3. Alleged Breach of Article 8
The Court considered whether the interference with respect for all four applicants’ family life was “necessary in a democratic society in the interests of national security,” within the meaning of Art. 8 (2). Having already found that the deportation would constitute a violation of Art. 3, it found it not necessary to decide the hypothetical question whether, in the event of an expulsion, there would also be a violation of Art. 8.
4. Alleged Breach of Article 13
The Court considered the applicants’ allegation that they were not provided with effective remedies before national courts, in breach of Art. 13. The Court only found it necessary to examine the complaint in conjunction with Art. 3. and not Art. 5 or 8. In Vilvarajah the Court was satisfied with English courts power to review a decision by the Secretary of State to refuse asylum. While in Klass and Leander the Court established that Art. 13 only required a remedy that was “as effective as can be” in circumstances where national security considerations did not permit the divulging of certain sensitive information, this requirement is not appropriate in respect of a complaint that a person’s deportation will expose him to a real risk of treatment in breach of Art. 3, where issues concerning national security are immaterial. Independent scrutiny of the claim is required given the irreversible nature of harm that might occur.
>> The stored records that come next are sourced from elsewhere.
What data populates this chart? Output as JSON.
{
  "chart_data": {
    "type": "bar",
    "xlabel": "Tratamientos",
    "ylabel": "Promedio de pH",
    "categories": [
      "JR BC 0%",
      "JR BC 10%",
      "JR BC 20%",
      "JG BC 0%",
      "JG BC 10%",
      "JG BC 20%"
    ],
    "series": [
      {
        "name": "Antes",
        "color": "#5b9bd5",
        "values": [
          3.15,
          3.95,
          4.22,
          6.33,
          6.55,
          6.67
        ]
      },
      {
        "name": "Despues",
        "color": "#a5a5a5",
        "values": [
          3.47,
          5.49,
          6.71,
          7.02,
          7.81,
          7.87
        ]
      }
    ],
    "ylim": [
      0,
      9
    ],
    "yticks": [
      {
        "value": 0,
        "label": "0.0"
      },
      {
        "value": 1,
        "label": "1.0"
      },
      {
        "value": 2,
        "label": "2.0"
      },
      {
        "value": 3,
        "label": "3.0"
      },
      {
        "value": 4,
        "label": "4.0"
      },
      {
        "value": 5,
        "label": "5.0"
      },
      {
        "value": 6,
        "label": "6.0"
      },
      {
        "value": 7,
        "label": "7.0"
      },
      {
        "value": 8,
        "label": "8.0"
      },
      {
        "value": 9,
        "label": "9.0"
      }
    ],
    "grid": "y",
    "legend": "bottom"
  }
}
Because neither the advisory panel nor the courts could review the Home Secretary’s decision to deport the applicant with reference solely to the question of risk, these procedures could not be considered effective remedies with purposes of Art. 13. Accordingly, the Court found that there had been a violation of Art. 13.
5. Application of Article 50
The Court finally considered the applicants’ request to grant them just satisfaction under Art. 50. Because there was no violation of Art. 5 (1) found, the Court made no award for non-pecuniary damage in respect of the time he spent in detention, but considered that the findings that his deportation would constitute a violation of Art. 3 and that there had been breaches of Art. 5 (4) and 13 constituted sufficient just satisfaction.
Application granted in part, denied in part.
This case demonstrates the absolute and fundamental nature of Art. 3, as interpreted by the ECtHR. Under this interpretation, even an individual who likely poses a national security threat cannot be expulsed if he faces a real risk of ill treatment or punishment contrary to Art. 3, as no derogation is permitted from this provision. The Court therefore built from its jurisprudence in Soering.